Age level: Upper Elementary, Middle School, High School
Description: Read My List! is not only made my post about Most Anticipated Games for Kids with Autism, but it’s also one of my favorite releases of the year. I spend a lot of time working on intraverbal skills with my students with autism, and this game provides a fun way to practice those skills with peers and family. Not only does the game include both Beginner and Advanced levels of play, but includes three different types of intraverbal skills.
Skills & Modifications: This game is incredibly easy to modify to meet your learner’s current skill level. One simple modification is to just introduce one type of card at a time. For example, you may find that your learner can list additional items when provided with multiple examples, but is not yet able to participate in a Lightning Round, which requires them to list items in a category without any examples.
A second modification you can make is to actually provide fewer examples. For example. if you’re playing with the Name the Category cards, you might want to just provide 3-4 items from the list instead of reading the entire list. This way, there is less information for you learner to attend to. You can systematically increase the number of items you list aloud as your learner experiences more success with the game.

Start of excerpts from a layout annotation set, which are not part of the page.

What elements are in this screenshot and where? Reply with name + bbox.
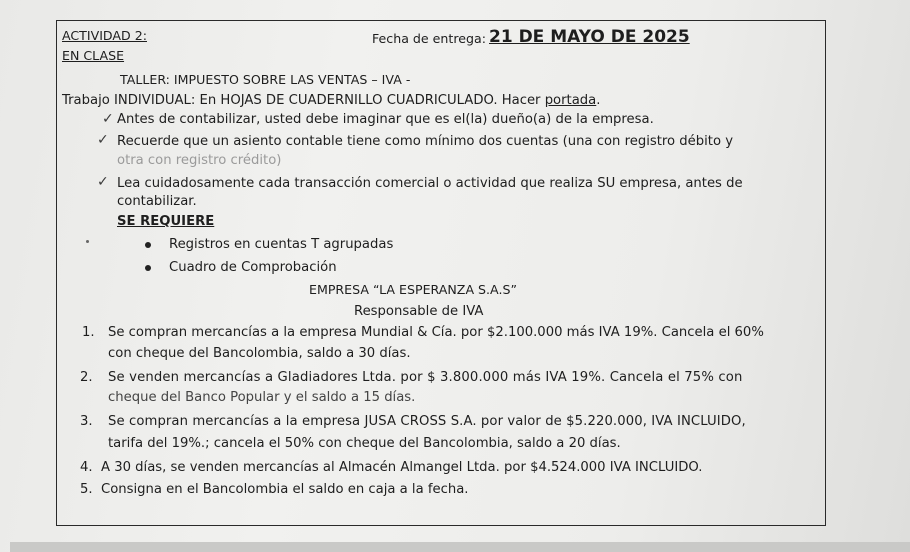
transaction-3-line-1: Se compran mercancías a la empresa JUSA CROSS S.A. por valor de $5.220.000, IVA INCLUIDO, [108,414,746,429]
activity-label: ACTIVIDAD 2: [62,28,147,43]
transaction-2-line-2: cheque del Banco Popular y el saldo a 15 días. [108,390,416,405]
transaction-2-line-1: Se venden mercancías a Gladiadores Ltda. por $ 3.800.000 más IVA 19%. Cancela el 75% con [108,370,743,385]
work-type-end: . [596,93,601,108]
checklist-item-1: Antes de contabilizar, usted debe imaginar que es el(la) dueño(a) de la empresa. [117,112,654,127]
checklist-item-3-continued: contabilizar. [117,194,197,209]
transaction-1-line-2: con cheque del Bancolombia, saldo a 30 días. [108,346,411,361]
check-icon: ✓ [102,111,114,127]
due-date-label: Fecha de entrega: [372,31,486,46]
requirements-title: SE REQUIERE [117,214,215,229]
work-type-line [62,93,600,108]
checklist-item-2-continued: otra con registro crédito) [117,153,282,168]
transaction-4-line-1: A 30 días, se venden mercancías al Almacén Almangel Ltda. por $4.524.000 IVA INCLUIDO. [101,460,703,475]
work-type-text: Trabajo INDIVIDUAL: En HOJAS DE CUADERNILLO CUADRICULADO. Hacer [62,93,545,108]
portada-link-text: portada [544,93,597,108]
due-date: 21 DE MAYO DE 2025 [489,27,690,47]
company-name: EMPRESA “LA ESPERANZA S.A.S” [309,282,517,297]
transaction-number-4: 4. [80,460,93,475]
transaction-5-line-1: Consigna en el Bancolombia el saldo en caja a la fecha. [101,482,469,497]
transaction-number-2: 2. [80,370,93,385]
class-mode-label: EN CLASE [62,48,125,63]
transaction-number-5: 5. [80,482,93,497]
workshop-title: TALLER: IMPUESTO SOBRE LAS VENTAS – IVA - [120,72,411,87]
company-regime: Responsable de IVA [354,304,484,319]
checklist-item-3: Lea cuidadosamente cada transacción comercial o actividad que realiza SU empresa, antes de [117,176,743,191]
checklist-item-2: Recuerde que un asiento contable tiene como mínimo dos cuentas (una con registro débito y [117,134,734,149]
transaction-number-1: 1. [82,325,95,340]
bullet-icon [145,265,151,271]
transaction-3-line-2: tarifa del 19%.; cancela el 50% con cheque del Bancolombia, saldo a 20 días. [108,436,621,451]
bullet-icon [145,242,151,248]
page-bottom-edge [10,542,910,552]
requirement-item-2: Cuadro de Comprobación [169,260,337,275]
check-icon: ✓ [97,174,109,190]
transaction-number-3: 3. [80,414,93,429]
requirement-item-1: Registros en cuentas T agrupadas [169,237,394,252]
transaction-1-line-1: Se compran mercancías a la empresa Mundial & Cía. por $2.100.000 más IVA 19%. Cancela el 60% [108,325,764,340]
stray-mark [86,240,89,243]
check-icon: ✓ [97,132,109,148]
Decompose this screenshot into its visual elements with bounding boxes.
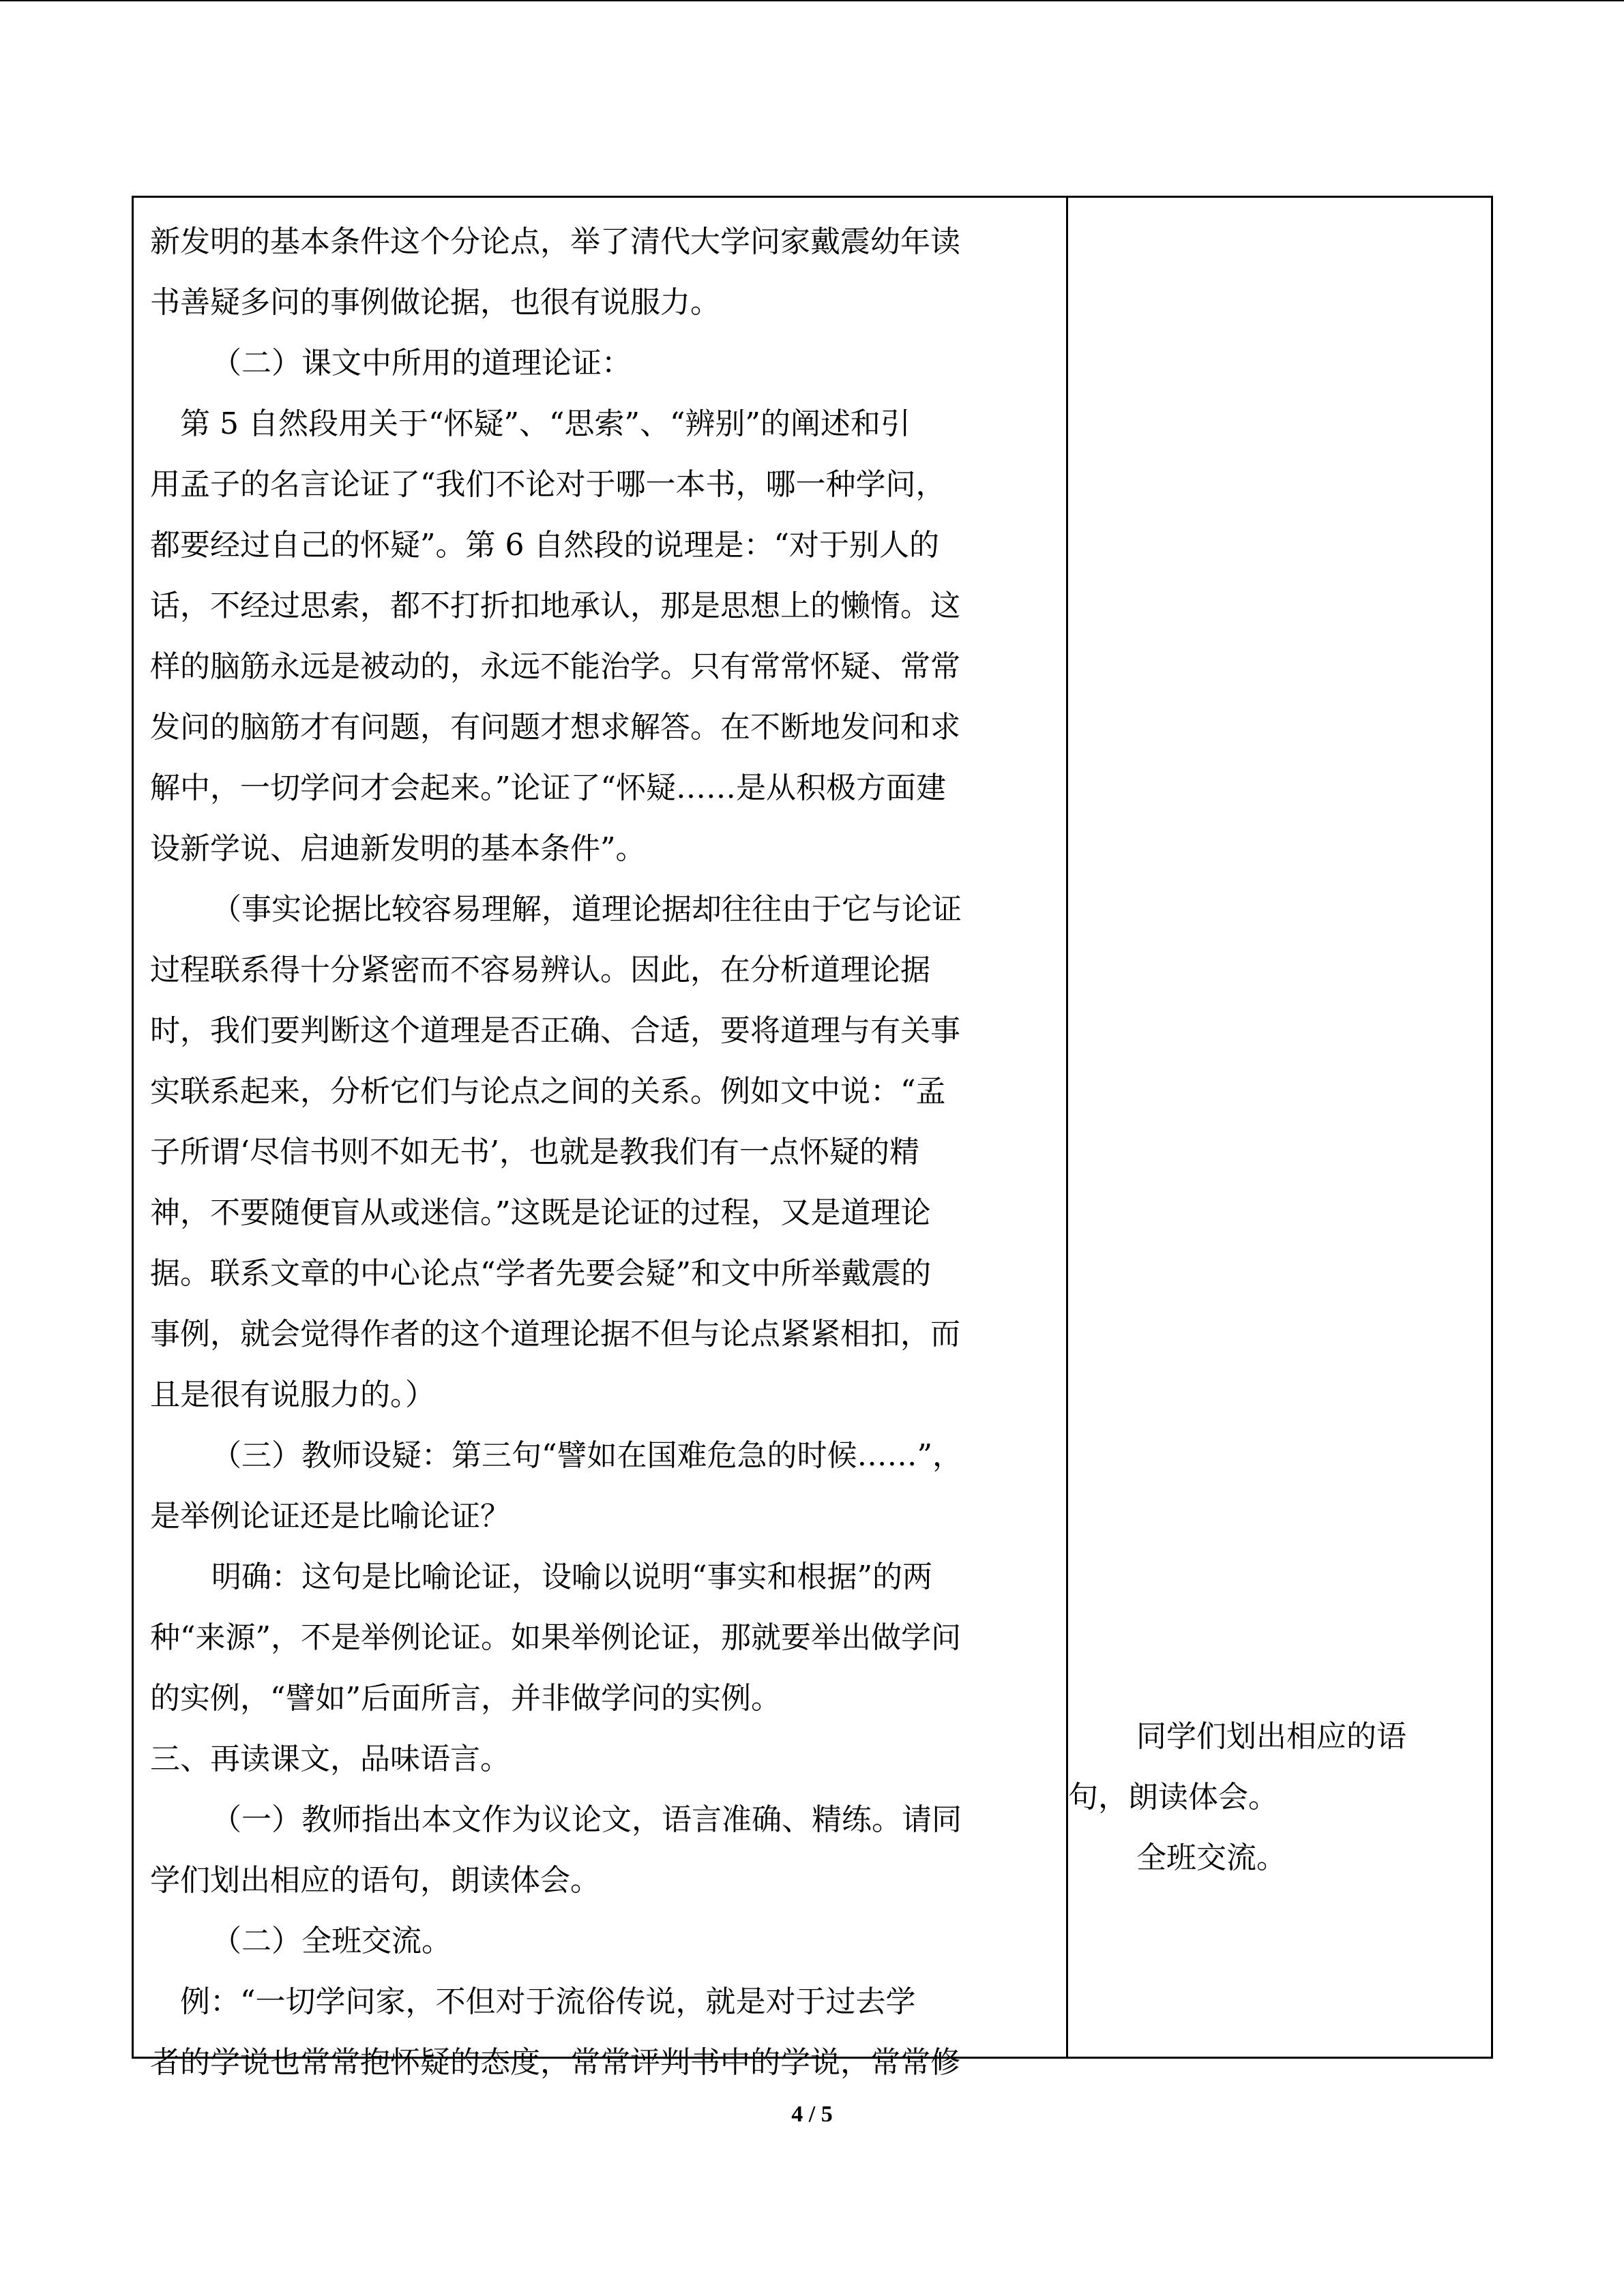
text-line: 子所谓‘尽信书则不如无书’，也就是教我们有一点怀疑的精 xyxy=(150,1135,919,1169)
text-line: 书善疑多问的事例做论据，也很有说服力。 xyxy=(150,285,720,320)
page-top-rule xyxy=(0,0,1624,1)
text-line: 过程联系得十分紧密而不容易辨认。因此，在分析道理论据 xyxy=(150,953,930,987)
text-line: 样的脑筋永远是被动的，永远不能治学。只有常常怀疑、常常 xyxy=(150,649,960,684)
teaching-content-column xyxy=(134,198,1068,2080)
text-line: 例：“一切学问家，不但对于流俗传说，就是对于过去学 xyxy=(180,1984,916,2019)
text-line: 神，不要随便盲从或迷信。”这既是论证的过程，又是道理论 xyxy=(150,1195,931,1230)
text-line: 据。联系文章的中心论点“学者先要会疑”和文中所举戴震的 xyxy=(150,1256,931,1291)
text-line: （二）全班交流。 xyxy=(211,1924,452,1958)
text-line: 的实例，“譬如”后面所言，并非做学问的实例。 xyxy=(150,1681,781,1716)
page-number: 4 / 5 xyxy=(791,2102,833,2127)
text-line: 事例，就会觉得作者的这个道理论据不但与论点紧紧相扣，而 xyxy=(150,1317,960,1352)
text-line: 种“来源”，不是举例论证。如果举例论证，那就要举出做学问 xyxy=(150,1620,961,1655)
student-activity-block xyxy=(1068,1706,1406,1888)
text-line: （事实论据比较容易理解，道理论据却往往由于它与论证 xyxy=(211,892,962,927)
text-line: （三）教师设疑：第三句“譬如在国难危急的时候……”， xyxy=(211,1438,962,1473)
text-line: 都要经过自己的怀疑”。第 6 自然段的说理是：“对于别人的 xyxy=(150,528,939,563)
text-line: 实联系起来，分析它们与论点之间的关系。例如文中说：“孟 xyxy=(150,1074,946,1109)
text-line: 是举例论证还是比喻论证？ xyxy=(150,1499,510,1534)
text-line: 且是很有说服力的。） xyxy=(150,1377,435,1412)
activity-line: 同学们划出相应的语 xyxy=(1136,1719,1406,1754)
activity-line: 全班交流。 xyxy=(1136,1840,1286,1875)
section-heading: 三、再读课文，品味语言。 xyxy=(150,1742,510,1776)
text-line: 学们划出相应的语句，朗读体会。 xyxy=(150,1863,600,1898)
text-line: 设新学说、启迪新发明的基本条件”。 xyxy=(150,831,646,866)
content-table xyxy=(132,196,1493,2080)
text-line: 话，不经过思索，都不打折扣地承认，那是思想上的懒惰。这 xyxy=(150,588,960,623)
text-line: （二）课文中所用的道理论证： xyxy=(211,346,632,381)
text-line: 明确：这句是比喻论证，设喻以说明“事实和根据”的两 xyxy=(211,1560,932,1594)
text-line: （一）教师指出本文作为议论文，语言准确、精练。请同 xyxy=(211,1802,962,1837)
student-activity-column xyxy=(1068,198,1491,2057)
text-line: 发问的脑筋才有问题，有问题才想求解答。在不断地发问和求 xyxy=(150,710,960,745)
text-line: 新发明的基本条件这个分论点，举了清代大学问家戴震幼年读 xyxy=(150,224,960,259)
text-line: 第 5 自然段用关于“怀疑”、“思索”、“辨别”的阐述和引 xyxy=(180,406,911,441)
text-line: 解中，一切学问才会起来。”论证了“怀疑……是从积极方面建 xyxy=(150,771,946,805)
activity-line: 句，朗读体会。 xyxy=(1068,1780,1278,1815)
text-line: 者的学说也常常抱怀疑的态度，常常评判书中的学说，常常修 xyxy=(150,2045,960,2080)
text-line: 用孟子的名言论证了“我们不论对于哪一本书，哪一种学问， xyxy=(150,467,946,502)
text-line: 时，我们要判断这个道理是否正确、合适，要将道理与有关事 xyxy=(150,1013,960,1048)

A final modification I make relates to scoring. The instructions state that you can use paper and pencil to record points players earn. For most of my learners, I don’t use paper and pencil, but instead just give them the card they’ve won. Then at the end of the game, we see who has the most cards. For other students, we don’t take score at all.
Peer Play/Teamwork – This game is great for peer play because everyone is playing simultaneously. One modification I make is to have players work in teams. Other times I play it as a collaborative group activity and everyone is trying to help come up with answers.
Categories/Class/Feature/Function – If you want to focus solely on these skills, it may be beneficial to cover the answer with your finger or paper, and let the learner see the list of words. It may help learners who do better with visual information than with auditory information.
Listening – This is a great game for working on listening skills. In order to win a point (or a card, as described in the modifications section) each player must listen carefully to what the reader is saying and respond quickly.
Pros: The materials included in the game are durable and incredibly robust, with 200 double-sided cards. The design is attractive, and the game is easy to learn. Add to that the aforementioned ease of modifications and there is no reason not to purchase this game!
Cons: The only con to this game is that the packaging has a strong plastic smell when you first open it. Especially if you have children (with or without autism) who have sensory issues with strong smells, you might want to leave it out with all the packaging off for a bit before you introduce it to your learners.
Cost: $14.99 You should invest in this game if: you are seeking fun ways to practice intraverbal skills, seeking a game that can be played with peers/siblings of different ages, or looking for fun games for family game night.
ABLLS: A15, G15, G16, G17, G24, G25, G27, G29, H18, H36, K15
Read My List! was provided to me for free by the company Educational Insights to write about here. This did not influence my opinions on the game. The thoughts and ideas above are all my own.